First, the SEC charged three individuals, Bruce Garelick, Michael Shvartsman, and Gerald Shvartsman, and Michael Shvartsman’s firm, Rocket One Capital LLC (“Rocket One”), with insider trading in connection with SPAC Digital World Acquisition Corporation’s (“DWAC”) October 2021 announcement that it would acquire Trump Media & Technology Group Corp. (“TMTG”). According to the SEC, while serving as a member of DWAC board of directors and an employee of Rocket One, Garelick tipped his boss, Michael Shvartsman, who then shared the tips with his brother, Gerald Shvartsman. The Shvartsman bothers then purchased DWAC shares on the open market and sold their positions when DWAC announced that it merged with TMTG for profits of almost $23 million. The SDNY United States Attorney’s Office criminally charged Garelick and the Shvartsmans.
Second, the SEC charged two individuals for insider trading in connection with call options in Pfizer, Inc. (“Pfizer”). According to the SEC, Amit Dagar, a Pfizer employee at the time, tipped his close friend and business partner, Atul Bhiwapurkar, that Pfizer’s COVID-19 antiviral treatment, Paxlovid, was successful before Pfizer’s November 5, 2021, public announcement of the same. The SEC alleged that on November 4, 2021, Dagar learned MNPI about the success of the trial and, around four hours later, bought short-term, out-of-the-money Pfizer call options, including options that expired the next day. Dagar tipped Bhiwapurkar that same day, and Bhiwapurkar bought similar call options. The complaint alleges that the two individuals realized one-day investment returns of 791%. The SDNY United States Attorney’s Office criminally charged Dagar and Bhiwapurkar.
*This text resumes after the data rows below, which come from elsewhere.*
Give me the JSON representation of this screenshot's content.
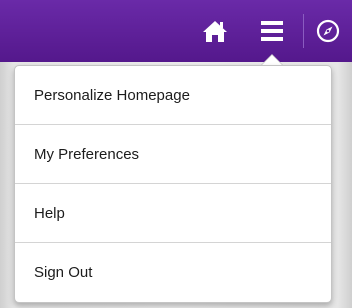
{
  "header": {
    "icons": [
      "home-icon",
      "hamburger-menu-icon",
      "navigator-compass-icon"
    ],
    "color": "#5e1f9a"
  },
  "menu": {
    "items": [
      {
        "label": "Personalize Homepage"
      },
      {
        "label": "My Preferences"
      },
      {
        "label": "Help"
      },
      {
        "label": "Sign Out"
      }
    ]
  }
}
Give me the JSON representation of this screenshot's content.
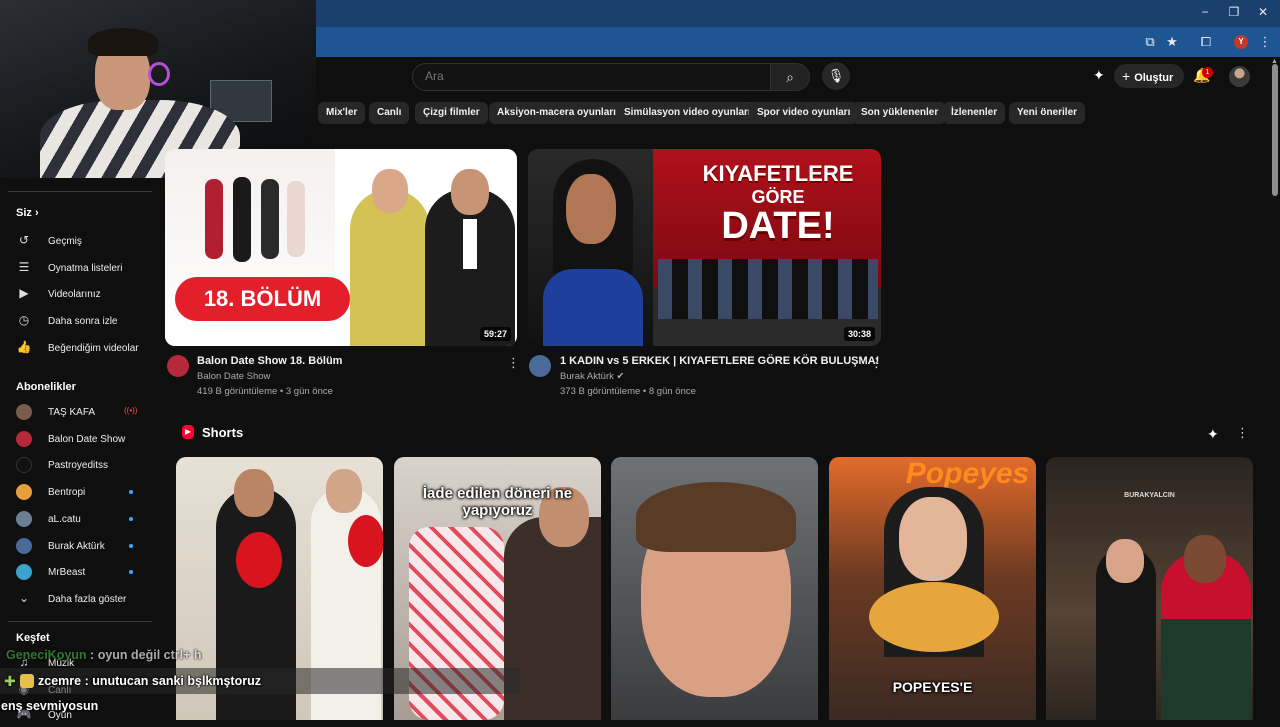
{
  "colors": {
    "accent": "#ff0033",
    "background": "#0f0f0f",
    "chip": "#272727",
    "chrome_blue": "#1e5694"
  },
  "browser": {
    "controls": {
      "minimize": "−",
      "restore": "❐",
      "close": "✕"
    },
    "profile_initial": "Y"
  },
  "masthead": {
    "search_placeholder": "Ara",
    "create_label": "Oluştur",
    "notification_count": "1"
  },
  "chips": [
    "Mix'ler",
    "Canlı",
    "Çizgi filmler",
    "Aksiyon-macera oyunları",
    "Simülasyon video oyunları",
    "Spor video oyunları",
    "Son yüklenenler",
    "İzlenenler",
    "Yeni öneriler"
  ],
  "sidebar": {
    "you_header": "Siz",
    "you_items": [
      {
        "icon": "history-icon",
        "label": "Geçmiş"
      },
      {
        "icon": "playlist-icon",
        "label": "Oynatma listeleri"
      },
      {
        "icon": "your-videos-icon",
        "label": "Videolarınız"
      },
      {
        "icon": "watch-later-icon",
        "label": "Daha sonra izle"
      },
      {
        "icon": "like-icon",
        "label": "Beğendiğim videolar"
      }
    ],
    "subscriptions_header": "Abonelikler",
    "subscriptions": [
      {
        "label": "TAŞ KAFA",
        "status": "live",
        "color": "#7a5c4a"
      },
      {
        "label": "Balon Date Show",
        "status": "none",
        "color": "#b52a3a"
      },
      {
        "label": "Pastroyeditss",
        "status": "none",
        "color": "#111111"
      },
      {
        "label": "Bentropi",
        "status": "new",
        "color": "#e3a03c"
      },
      {
        "label": "aL.catu",
        "status": "new",
        "color": "#6b7f95"
      },
      {
        "label": "Burak Aktürk",
        "status": "new",
        "color": "#4a6a9a"
      },
      {
        "label": "MrBeast",
        "status": "new",
        "color": "#3aa3c9"
      }
    ],
    "show_more_label": "Daha fazla göster",
    "explore_header": "Keşfet",
    "explore_items": [
      {
        "label": "Müzik"
      },
      {
        "label": "Canlı"
      },
      {
        "label": "Oyun"
      }
    ]
  },
  "videos": [
    {
      "title": "Balon Date Show 18. Bölüm",
      "channel": "Balon Date Show",
      "meta": "419 B görüntüleme • 3 gün önce",
      "duration": "59:27",
      "thumb_text": "18. BÖLÜM"
    },
    {
      "title": "1 KADIN vs 5 ERKEK | KIYAFETLERE GÖRE KÖR BULUŞMA!",
      "channel": "Burak Aktürk",
      "meta": "373 B görüntüleme • 8 gün önce",
      "duration": "30:38",
      "thumb_text_1": "KIYAFETLERE",
      "thumb_text_2": "GÖRE",
      "thumb_text_3": "DATE!"
    }
  ],
  "shorts": {
    "header": "Shorts",
    "items": [
      {
        "overlay": ""
      },
      {
        "overlay": "İade edilen döneri ne yapıyoruz"
      },
      {
        "overlay": ""
      },
      {
        "overlay": "POPEYES'E",
        "sign": "Popeyes"
      },
      {
        "overlay": "",
        "watermark": "BURAKYALCIN"
      }
    ]
  },
  "chat": [
    {
      "user": "GeneciKoyun",
      "message": "oyun değil ctrl+ h",
      "color": "#3c9b3c"
    },
    {
      "user": "zcemre",
      "message": "unutucan sanki bşlkmştoruz",
      "color": "#ffffff"
    },
    {
      "user": "",
      "message": "enş sevmiyosun",
      "color": "#ffffff"
    }
  ]
}
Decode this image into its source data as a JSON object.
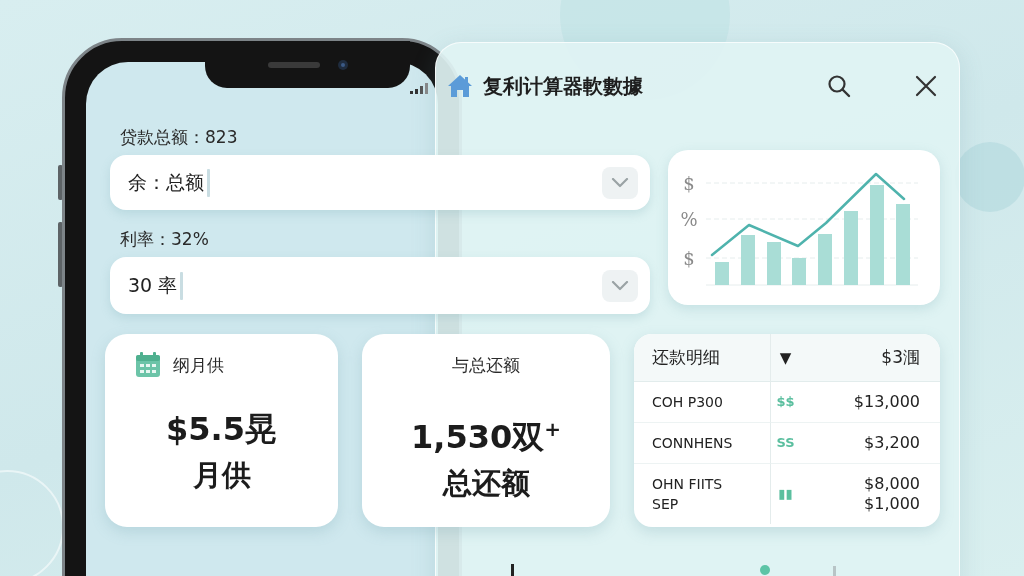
{
  "panel": {
    "title": "复利计算器軟數據"
  },
  "form": {
    "fields": [
      {
        "label": "贷款总额：823",
        "value": "余：总额"
      },
      {
        "label": "利率：32%",
        "value": "30 率"
      }
    ]
  },
  "chart": {
    "axis_labels": [
      "$",
      "%",
      "$"
    ]
  },
  "summary_cards": [
    {
      "kind": "icon_title",
      "title": "纲月供",
      "value": "$5.5晃",
      "caption": "月供"
    },
    {
      "kind": "centered_title",
      "title": "与总还额",
      "value": "1,530双$^{+}$",
      "caption": "总还额"
    }
  ],
  "table": {
    "columns": [
      "还款明细",
      "▼",
      "$3涠"
    ],
    "rows": [
      {
        "cells": [
          "COH P300",
          "$$",
          "$13,000"
        ]
      },
      {
        "cells": [
          "CONNHENS",
          "SS",
          "$3,200"
        ]
      },
      {
        "cells": [
          "OHN FIITS\nSEP",
          "▮▮",
          "$8,000\n$1,000"
        ]
      }
    ]
  }
}
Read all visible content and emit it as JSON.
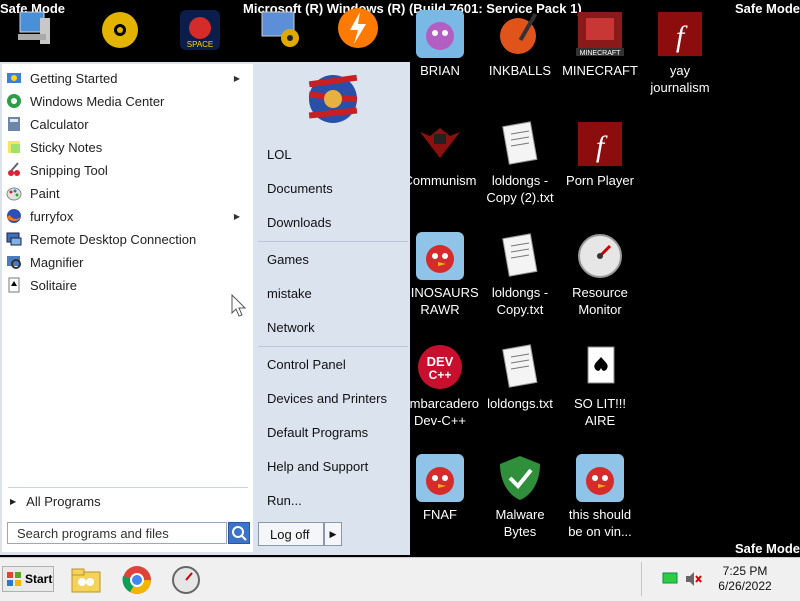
{
  "overlays": {
    "safe_mode": "Safe Mode",
    "title": "Microsoft (R) Windows (R) (Build 7601: Service Pack 1)"
  },
  "desktop_icons": [
    {
      "label": "BRIAN"
    },
    {
      "label": "INKBALLS"
    },
    {
      "label": "MINECRAFT"
    },
    {
      "label": "yay journalism"
    },
    {
      "label": "Communism"
    },
    {
      "label": "loldongs - Copy (2).txt"
    },
    {
      "label": "Porn Player"
    },
    {
      "label": "DINOSAURS RAWR"
    },
    {
      "label": "loldongs - Copy.txt"
    },
    {
      "label": "Resource Monitor"
    },
    {
      "label": "Embarcadero Dev-C++"
    },
    {
      "label": "loldongs.txt"
    },
    {
      "label": "SO LIT!!! AIRE"
    },
    {
      "label": "FNAF"
    },
    {
      "label": "Malware Bytes"
    },
    {
      "label": "this should be on vin..."
    }
  ],
  "start_menu": {
    "programs": [
      {
        "label": "Getting Started",
        "icon": "getting-started-icon",
        "submenu": true
      },
      {
        "label": "Windows Media Center",
        "icon": "media-center-icon",
        "submenu": false
      },
      {
        "label": "Calculator",
        "icon": "calculator-icon",
        "submenu": false
      },
      {
        "label": "Sticky Notes",
        "icon": "sticky-notes-icon",
        "submenu": false
      },
      {
        "label": "Snipping Tool",
        "icon": "snipping-tool-icon",
        "submenu": false
      },
      {
        "label": "Paint",
        "icon": "paint-icon",
        "submenu": false
      },
      {
        "label": "furryfox",
        "icon": "firefox-icon",
        "submenu": true
      },
      {
        "label": "Remote Desktop Connection",
        "icon": "remote-desktop-icon",
        "submenu": false
      },
      {
        "label": "Magnifier",
        "icon": "magnifier-icon",
        "submenu": false
      },
      {
        "label": "Solitaire",
        "icon": "solitaire-icon",
        "submenu": false
      }
    ],
    "all_programs": "All Programs",
    "search_placeholder": "Search programs and files",
    "right_items": [
      "LOL",
      "Documents",
      "Downloads",
      "Games",
      "mistake",
      "Network",
      "Control Panel",
      "Devices and Printers",
      "Default Programs",
      "Help and Support",
      "Run..."
    ],
    "logoff": "Log off"
  },
  "taskbar": {
    "start_label": "Start",
    "time": "7:25 PM",
    "date": "6/26/2022"
  },
  "colors": {
    "desktop": "#000000",
    "start_menu_left": "#ffffff",
    "start_menu_right": "#dbe3ee",
    "taskbar": "#f0f0f0"
  }
}
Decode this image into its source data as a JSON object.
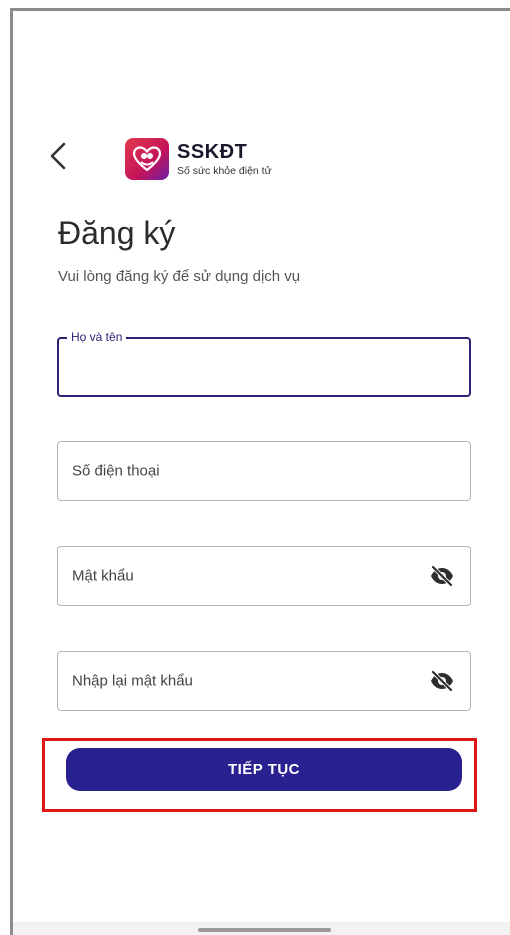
{
  "header": {
    "brand_name": "SSKĐT",
    "brand_subtitle": "Số sức khỏe điện tử",
    "back_icon": "chevron-left-icon",
    "logo_icon": "heart-hands-logo"
  },
  "page": {
    "title": "Đăng ký",
    "subtitle": "Vui lòng đăng ký để sử dụng dịch vụ"
  },
  "form": {
    "full_name": {
      "label": "Họ và tên",
      "value": ""
    },
    "phone": {
      "placeholder": "Số điện thoại"
    },
    "password": {
      "placeholder": "Mật khẩu",
      "toggle_icon": "eye-off-icon"
    },
    "confirm_password": {
      "placeholder": "Nhập lại mật khẩu",
      "toggle_icon": "eye-off-icon"
    }
  },
  "actions": {
    "continue_label": "TIẾP TỤC"
  },
  "colors": {
    "primary": "#2a2191",
    "focus_border": "#2a2276",
    "highlight": "#e01515",
    "logo_gradient_start": "#e23a4c",
    "logo_gradient_end": "#6b1fa8"
  }
}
Third, the SEC charged five individuals, including a Massachusetts police chief in connection with alleged insider trading before the announcement of a tender offer by Alexion Pharmaceuticals, Inc. to acquire Portola Pharmaceuticals, Inc. in May 2020. According to the SEC, Joseph Dupont, an Alexion executive, tipped his close friend Shawn Cronin, a police chief. Cronin then tipped two friends—Jarrett Mendoza and Stanley Kaplan—and Kaplan tipped his friend Paul Feldman. The SEC alleges that Kaplan and Feldman tipped family and friends, who also traded. Cronin, Mendoza, Kaplan, and Feldman all profited, and other traders who received alleged MNPI from Kaplan or Feldman profited to the tune of $1.7 million. The SDNY United States Attorney’s Office criminally charged all five individuals.
Fourth, the SEC charged registered representative Jordan Meadow and Stanley Teixiera, the CCO of an international company, with trading on the basis of MNPI that Teixeira got from his girlfriend’s laptop while she was working at home during the COVID-19 pandemic. Teixeira’s girlfriend was an executive assistant at a major investment bank. According to the SEC, Teixiera misappropriated information about upcoming public company mergers and acquisitions from his girlfriend’s laptop and then bought call options and tipped others, including Meadow. Teixiera and Meadow both made allegedly illegal profits and Meadow recommended trades on the basis of MNPI to his brokerage customers, resulting in millions in profits for the customers and hundreds of thousands of dollars in commissions for Meadow. The SDNY United States Attorney’s Office criminally charged Teixiera and Meadow.